Oyabun is a nightmare for the chronically indecisive. This upscale Japanese-Korean seafood spot has more menus than it probably should, which in turn can make ordering complicated. But if you do a little research (or ask the right questions), you'll be rewarded with one of the best seafood experiences in Koreatown, complete with high-quality sashimi, silky soy-marinated crab, and fish roe in every color of the rainbow.
Not everything on Oyabun's menus is a hit, though, so we strongly encouraged having a game plan to get the most out of this place.
Oyabun takes up the bottom floor of a fairly generic apartment complex, which explains its unusual layout. It's a sparse concrete space with tables divided by wooden barriers and private rooms in the back that look like corporate conference rooms. The few stimulating things in this lobby-turned-seafood-paradise include LED fish tanks and a Top 40 soundtrack featuring every hit from the past two decades. Oyabun doesn't offer the electric party atmosphere you'd find at some other Ktown restaurants, but it's still a nicer-than-usual option to kick off a big night out.
As far as the menu, we've seen SAT questions that are less complicated. You can try to wrap your head around the long list of a la carte options or opt for the four-course prix-fixe meal, splurge on the omakase, or go for the AYCE marinated crab feast. This bombardment of options means your final bill can have more range than Whitney's vocals in the early '90s. Case in point: you can split a few $8 sushi rolls or ball out on a $369 per person "live seafood experience" flown in fresh from Jeju Island.
This seemingly endless array of possibilities makes a meal at Oyabun kind of exciting, as long as you pass on the fairly standard fusion-y sushi rolls and bland carpaccios.
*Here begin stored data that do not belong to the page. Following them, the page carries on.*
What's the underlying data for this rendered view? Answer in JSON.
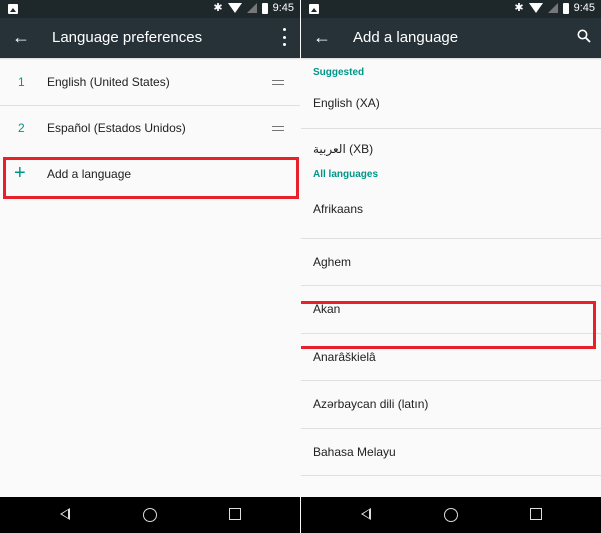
{
  "status_bar": {
    "time": "9:45",
    "icons": [
      "image-icon",
      "bluetooth-icon",
      "wifi-icon",
      "signal-icon",
      "battery-icon"
    ]
  },
  "left_screen": {
    "toolbar": {
      "title": "Language preferences",
      "back_icon": "arrow-left-icon",
      "menu_icon": "more-vert-icon"
    },
    "preferences": [
      {
        "rank": "1",
        "label": "English (United States)"
      },
      {
        "rank": "2",
        "label": "Español (Estados Unidos)"
      }
    ],
    "add_language": {
      "icon": "+",
      "label": "Add a language"
    }
  },
  "right_screen": {
    "toolbar": {
      "title": "Add a language",
      "back_icon": "arrow-left-icon",
      "search_icon": "search-icon"
    },
    "suggested_header": "Suggested",
    "suggested": [
      {
        "label": "English (XA)"
      },
      {
        "label": "العربية (XB)"
      }
    ],
    "all_header": "All languages",
    "all_languages": [
      {
        "label": "Afrikaans"
      },
      {
        "label": "Aghem"
      },
      {
        "label": "Akan"
      },
      {
        "label": "Anarâškielâ"
      },
      {
        "label": "Azərbaycan dili (latın)"
      },
      {
        "label": "Bahasa Melayu"
      }
    ]
  },
  "colors": {
    "accent": "#009688",
    "toolbar": "#263238",
    "statusbar": "#1e272a",
    "highlight": "#e8202a"
  }
}
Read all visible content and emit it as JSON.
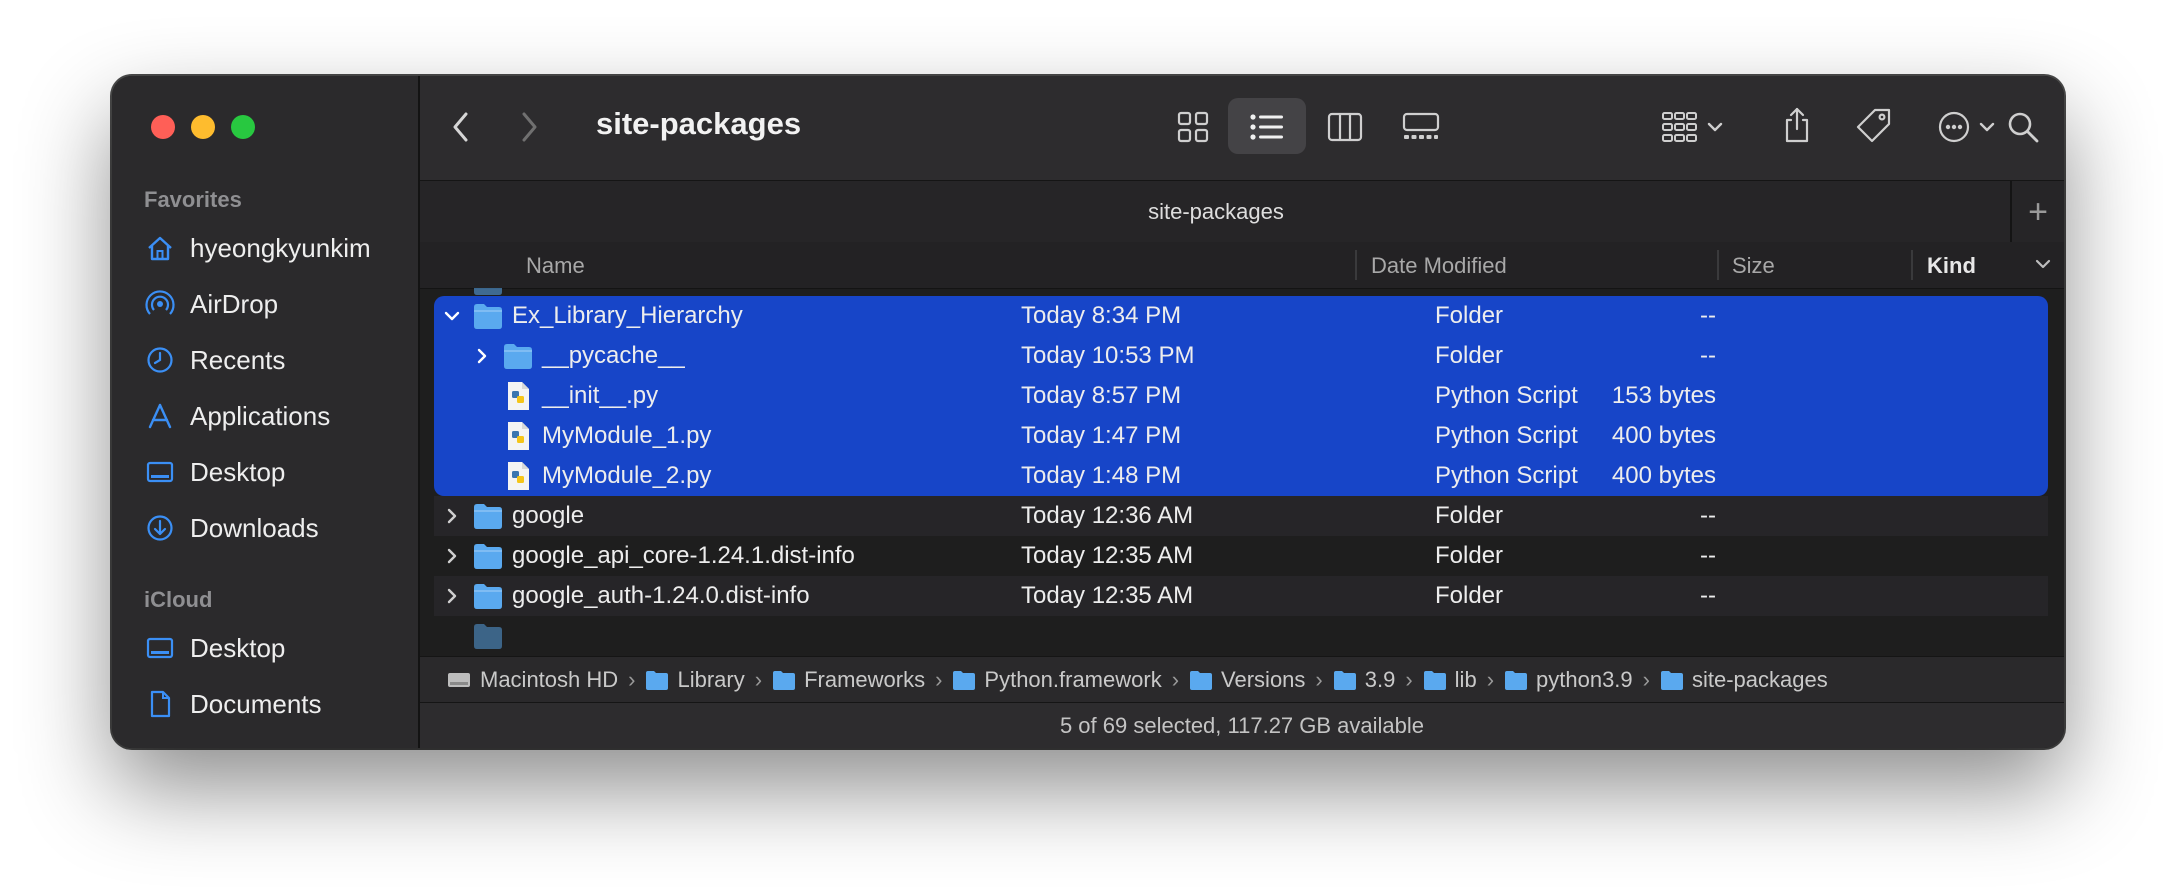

If you want to see the kitchen flex its strongest muscles, stick to the sashimi and other traditional Korean seafood dishes, including a gorgeous hwe dup bap bowl with enough fresh fish to flatter an emperor. And if piecing together this meal still feels daunting, the warm staff will happily steer you in the right direction—Oyabun's hits are too good to risk missing.
Live Halibut Carpaccio
We must be paying for this halibut's airfare because, otherwise, it's hard to figure out why this platter of imported fish costs nearly $40. The paper-thin halibut is delicate with a really clean, fresh flavor, but you only get a few slices topped with a drizzle of olive oil that doesn't add much.
Ditch the carpaccio and redirect those funds to the sashimi instead. Every cut on this platter is buttery deliciousness. Highlights include the sweet red snapper, marbled cuts of toro, and unagi that's so tender it melts like warm butter.
Sushi rolls are like fancy cakes: no matter how many decorations you put on top, it won't change what's inside. Not only is the pile of stuff atop this roll hilariously excessive, it doesn't hide the mess of muddled flavors going on underneath: a bland spicy tuna roll with layers of avocado, cold tomato chunks, salmon, and more crispy onions than a Midwestern casserole.
Chirashi Sushi Bowl
This chirashi bowl (also known as hwe dup bap in Korean) has three times as much glistening raw fish as rice, which is our ideal ratio. It also costs you less than $60, making it cheap for chirashi and enough of an excuse to come here. Every slice here is all killer, no filler, including delicate sweet shrimps, tender octopus, and thick slices of toro that go great with the pickled vegetables on the side.
Live Sea Urchin Roe Rice
Some things are too pretty to eat but don't hesitate to demolish this beautiful, uber-indulgent version of Korean al-bap. You can taste how clean and fresh the sweet uni is, and the pickled vegetables and salty roe make this fragrant dish pop.
Korean soy-marinated crab is a messy dish to eat and probably one of the worst foods for a first date. It's a perfect food in any other scenario, though, and the version at Oyabun is exceptional. The salty soy sauce penetrates the raw meat to balance out its ocean-y intensity, and the side of hot rice helps soak all the funky tomalley (delicious crab guts).